Most sausages are made in much the same way: grind, mix, stuff, cook. Braunschweiger, though, is a little different. A type of liver sausage, it requires different ingredients, different processes and different cooking methods than your standard brat or hot dog. It also lacks the mainstream appeal of more conventional cured meats. But those consumers who love braunschweiger really love it, and a quality braunschweiger is a testament to a processor’s skills as much as it is a good niche product.
“It’s something that requires some expertise in the manufacturing of it. It has more risk, but when you make it, it’s a wonderful product,” says Tom Katen, technical service specialist with Cargill. Katen was the judge of the braunschweiger category at the 2021 American Cured Meat Championships, and he pointed out the relatively uncommon manufacturing process of the product. “This is much more artisan and goes back to the true wurstmacher who knows how to make this product,” he adds.
To start, braunschweiger is made from a sizable amount of pork livers – preferably fresh, Katen explains. It also needs a good amount of fat – preferably jowl fat and not back fat. There are reasons to be that pecific.
“The pork liver has connective tissue in it that‘s part of [the product] gelling properly,” he says. “To get away from the so-called liver notes, we don’t necessarily like to use previously frozen. We like to use jowl fat instead of back fat. That also has a higher amount connective tissue in it, so again, that’s part of its gelling.”
Dewig Meats won the Grand Champion award in the braunschweiger category in this year’s ACMC and has taken first place in several other competitions. Aaron Kiesel of Dewig Meats says that he mixes pork livers with bacon ends, along with the pork fat and trim. He also emulsifies the ingredients instead of chopping them.
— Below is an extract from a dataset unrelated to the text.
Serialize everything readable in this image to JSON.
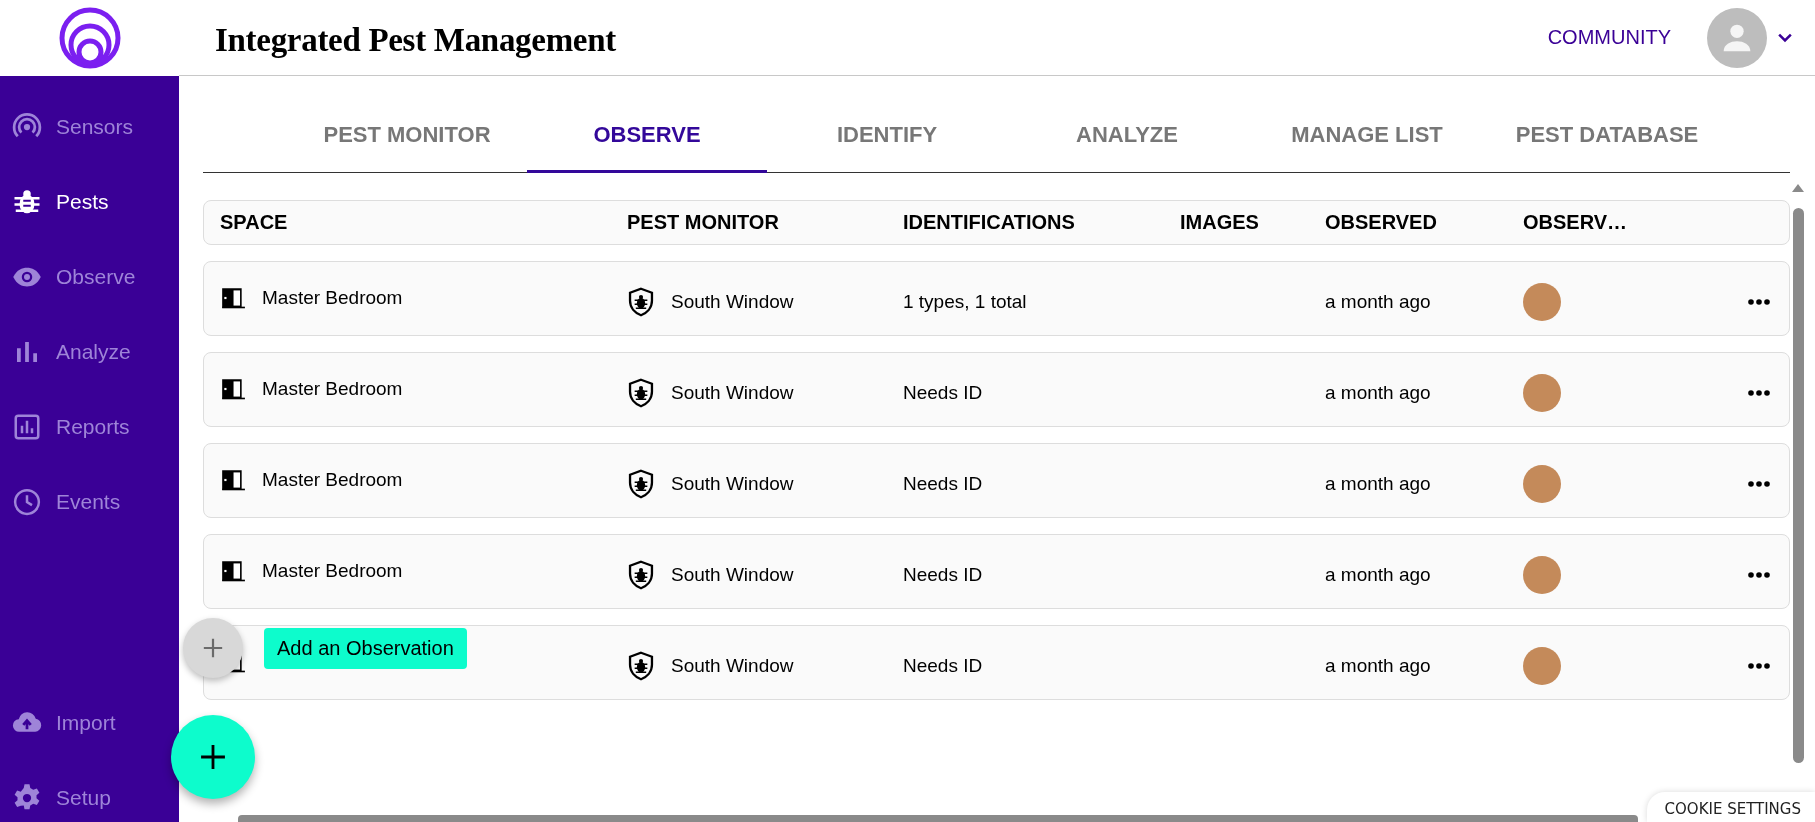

“We still cook ours in steam-fired kettles. I know a lot of guys will put them in the smokehouse and steam them, but we’ve always water-cooked it,” Kiesel adds. Water cooking is the more traditional cooking method for braunschweiger.
“Don’t be in a hurry” when it comes to the cooking, advises Katen. “Stair-step cook, and then you get it hot enough that the collagen will turn into gelatin, and that will give you a nice, firm product when you go to cut it.”
Texture of braunschweiger is tricky. The product itself should be creamy, but not so creamy that it spreads too easily. While it is a soft product, it should still cut with a knife. The spice blend includes nutmeg and pepper.
Kiesel says that Dewig’s spice blend for the braunschweiger is pretty traditional, but that’s what his customers like. “We’re not wild with things like cranberries and wild rice; that’s really not our kind of clientele. We know what we do, and we think we do it pretty well, so we don’t branch out with too many different flavor profiles.
“Haubstadt is in southern Indiana,“ he adds. “It’s pretty German; we like bologna, we like hot dogs, we eat a lot of specialty sausage like braunschweiger, liver sausage, head cheese, blood sausage. We still offer those kind of products.”
The finishing touch, Katen notes, is the package. A chub with perfectly clipped ends and a nice gold foil casing creates the expectation of a high-quality product and will attract more customers.
“We’ve very proud of these people trying to value-add the pork livers,” he says. “If you think about it, liver is a source of iron. With the keto diet, we want to have the fat, so this has all the nutrition that is good for us. We just have to do more work to get people to appreciate our livers.”